Une délégation de juristes espagnols a été expulsée du Sahara occidental par les autorités marocaines, alors qu’ils s’apprêtaient à enquêter sur la situation des droits de l’homme dans ce territoire. Les membres de la délégation, qui comprenaient les avocates Dolores Travieso Darias et Flora Moreno Ramos, ainsi que le technicien Silvestre Suárez Fernández, ont été empêchés de quitter l’avion à leur arrivée à Laâyoune, capitale du Sahara occidental sous contrôle marocain. Cette expulsion intervient dans un contexte diplomatique tendu entre le Maroc et certaines institutions européennes.
À leur arrivée à Laâyoune, samedi 15 mars,les trois Espagnols ont été interdits de descendre de l’avion alors que les autres passagers prenaient pied sur le sol marocain. Des hommes en civil, apparemment des agents des autorités locales, sont montés à bord de l’appareil et ont ordonné à la délégation espagnole de rester à bord sans fournir d’explications claires. Inés Miranda Navarro, membre de l’Association internationale des juristes pour le Sahara occidental (AIJUWS), qui faisait également partie du groupe. Elle a expliqué que les autorités marocaines ont persisté dans leur décision de renvoyer les juristes vers les îles Canaries.
Mandat pour enquêter sur les droits humains
L’objectif de cette mission était de se rendre sur le terrain pour évaluer la situation des « prisonniers politiques » sahraouis détenus dans les prisons marocaines. Selon Inés Miranda Navarro, cette expulsion constitue une violation flagrante du droit international, en particulier du droit à la liberté de circulation des personnes et des conventions de Genève relatives au Sahara occidental. Les juristes espagnols avaient également prévu de rencontrer des responsables d’organisations de défense des droits humains locales.
Cet incident intervient dans un contexte de tensions diplomatiques entre le Maroc et certains responsables européens. En effet, ce n’est pas la première fois que les autorités marocaines empêchent des Européens d’entrer dans le Sahara occidental. Le 2 mars dernier, le Maroc avait déjà expulsé un responsable de la Confédération générale du travail (CGT) espagnole de Dakhla, une autre ville située dans le Sahara marocain.
Question de la souveraineté le Sahara occidental
Le Maroc justifie ces expulsions en soulignant qu’elles s’inscrivent dans le cadre de la protection de sa souveraineté nationale. Selon les autorités marocaines, les personnes concernées auraient tenté d’utiliser leur statut parlementaire pour promouvoir des thèses séparatistes, en violation des règles encadrant les visites officielles. Le royaume chérifien a réaffirmé, à plusieurs reprises, que la sur question de la souveraineté le Sahara occidental est une « ligne rouge » et que toute ingérence étrangère, notamment dans le cadre de la défense de thèses séparatistes, serait fermement rejetée.

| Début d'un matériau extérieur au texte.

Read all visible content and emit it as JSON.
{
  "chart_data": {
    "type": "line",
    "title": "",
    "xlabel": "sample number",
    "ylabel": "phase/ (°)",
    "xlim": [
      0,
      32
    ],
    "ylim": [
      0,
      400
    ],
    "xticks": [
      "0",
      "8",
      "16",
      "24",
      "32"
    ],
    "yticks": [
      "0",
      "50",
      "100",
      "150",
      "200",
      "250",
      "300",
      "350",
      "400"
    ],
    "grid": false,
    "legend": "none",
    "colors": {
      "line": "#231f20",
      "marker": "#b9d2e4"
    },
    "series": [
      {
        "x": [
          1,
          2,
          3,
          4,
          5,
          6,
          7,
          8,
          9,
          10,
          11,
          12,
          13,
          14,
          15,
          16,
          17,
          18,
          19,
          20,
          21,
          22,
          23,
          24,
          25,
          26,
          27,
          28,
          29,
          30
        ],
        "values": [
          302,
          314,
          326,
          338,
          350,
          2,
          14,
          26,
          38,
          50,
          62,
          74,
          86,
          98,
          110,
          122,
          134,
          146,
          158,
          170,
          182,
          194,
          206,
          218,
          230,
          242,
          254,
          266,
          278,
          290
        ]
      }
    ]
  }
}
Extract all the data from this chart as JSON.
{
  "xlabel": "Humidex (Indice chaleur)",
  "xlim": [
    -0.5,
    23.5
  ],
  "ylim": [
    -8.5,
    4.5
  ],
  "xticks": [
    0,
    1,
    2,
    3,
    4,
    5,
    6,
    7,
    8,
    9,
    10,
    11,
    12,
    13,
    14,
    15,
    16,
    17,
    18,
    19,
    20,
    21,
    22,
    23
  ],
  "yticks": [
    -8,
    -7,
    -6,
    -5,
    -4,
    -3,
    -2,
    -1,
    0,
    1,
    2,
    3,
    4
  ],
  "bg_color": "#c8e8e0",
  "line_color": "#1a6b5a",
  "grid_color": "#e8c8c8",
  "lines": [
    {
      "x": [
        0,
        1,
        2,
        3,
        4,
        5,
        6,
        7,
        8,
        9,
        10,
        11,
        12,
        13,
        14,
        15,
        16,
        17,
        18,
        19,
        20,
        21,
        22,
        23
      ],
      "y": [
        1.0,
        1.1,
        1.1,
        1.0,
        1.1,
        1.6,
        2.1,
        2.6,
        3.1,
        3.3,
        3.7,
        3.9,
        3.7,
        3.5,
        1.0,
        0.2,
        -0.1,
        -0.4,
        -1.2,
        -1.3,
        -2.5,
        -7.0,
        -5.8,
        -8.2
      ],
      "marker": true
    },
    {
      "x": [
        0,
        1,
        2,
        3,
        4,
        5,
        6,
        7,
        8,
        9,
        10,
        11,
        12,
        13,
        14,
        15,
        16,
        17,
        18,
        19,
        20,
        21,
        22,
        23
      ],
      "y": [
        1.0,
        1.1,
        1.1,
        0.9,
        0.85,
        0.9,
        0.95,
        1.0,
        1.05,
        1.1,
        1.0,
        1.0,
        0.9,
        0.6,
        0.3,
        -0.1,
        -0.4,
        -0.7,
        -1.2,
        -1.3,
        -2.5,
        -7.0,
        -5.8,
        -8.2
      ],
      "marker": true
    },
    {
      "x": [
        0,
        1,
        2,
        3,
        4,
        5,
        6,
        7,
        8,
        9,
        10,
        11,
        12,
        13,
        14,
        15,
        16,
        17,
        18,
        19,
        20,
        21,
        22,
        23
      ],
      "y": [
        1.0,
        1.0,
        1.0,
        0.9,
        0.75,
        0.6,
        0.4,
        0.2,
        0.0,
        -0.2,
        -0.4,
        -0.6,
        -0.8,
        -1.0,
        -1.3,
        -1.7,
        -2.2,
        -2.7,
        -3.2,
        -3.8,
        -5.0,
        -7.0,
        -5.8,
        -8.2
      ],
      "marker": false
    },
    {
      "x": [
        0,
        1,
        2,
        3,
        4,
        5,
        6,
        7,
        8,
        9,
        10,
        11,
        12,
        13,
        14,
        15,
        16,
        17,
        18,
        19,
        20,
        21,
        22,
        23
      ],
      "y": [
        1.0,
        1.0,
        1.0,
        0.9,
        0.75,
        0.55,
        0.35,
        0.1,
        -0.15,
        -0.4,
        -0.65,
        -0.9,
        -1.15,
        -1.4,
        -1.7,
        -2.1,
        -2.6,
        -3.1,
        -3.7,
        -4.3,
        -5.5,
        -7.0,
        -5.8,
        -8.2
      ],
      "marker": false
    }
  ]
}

Cette ligne dure est également apparue lors de l’interdiction, le 20 février, d’accès à Laâyoune pour trois députés européens : l’Espagnole Isa Serra, le Finlandais Jussi Saramo et la Portugaise Catarina Martins. Ces parlementaires avaient prévu de rencontrer des associations locales de défense des droits de l’homme. À la fin du mois de janvier, trois membres du Parlement basque avaient également été expulsés du territoire marocain alors qu’ils souhaitaient, eux aussi, rencontrer des défenseurs des droits humains à Laâyoune.
Une crise diplomatique en gestation
Le Maroc considère que ces actions sont en dehors des canaux diplomatiques appropriés et qu’elles tentent d’exploiter la position de représentants élus pour mener des démarches incompatibles avec les accords entre le royaume et l’Union européenne. Ce nouvel incident survient dans un contexte où les relations entre le Maroc et l’Union européenne semblent en phase de réchauffement.
En décembre 2024, lors d’une rencontre entre Rachid Talbi Alami, président de la Chambre des représentants marocaines, et Roberta Metsola, présidente du Parlement européen, les deux parties avaient souligné l’importance du dialogue et de la coopération. Pourtant, ces tensions sur le terrain, notamment liées à la situation du Sahara occidental, continuent de ternir les relations entre le Maroc et certaines institutions européennes.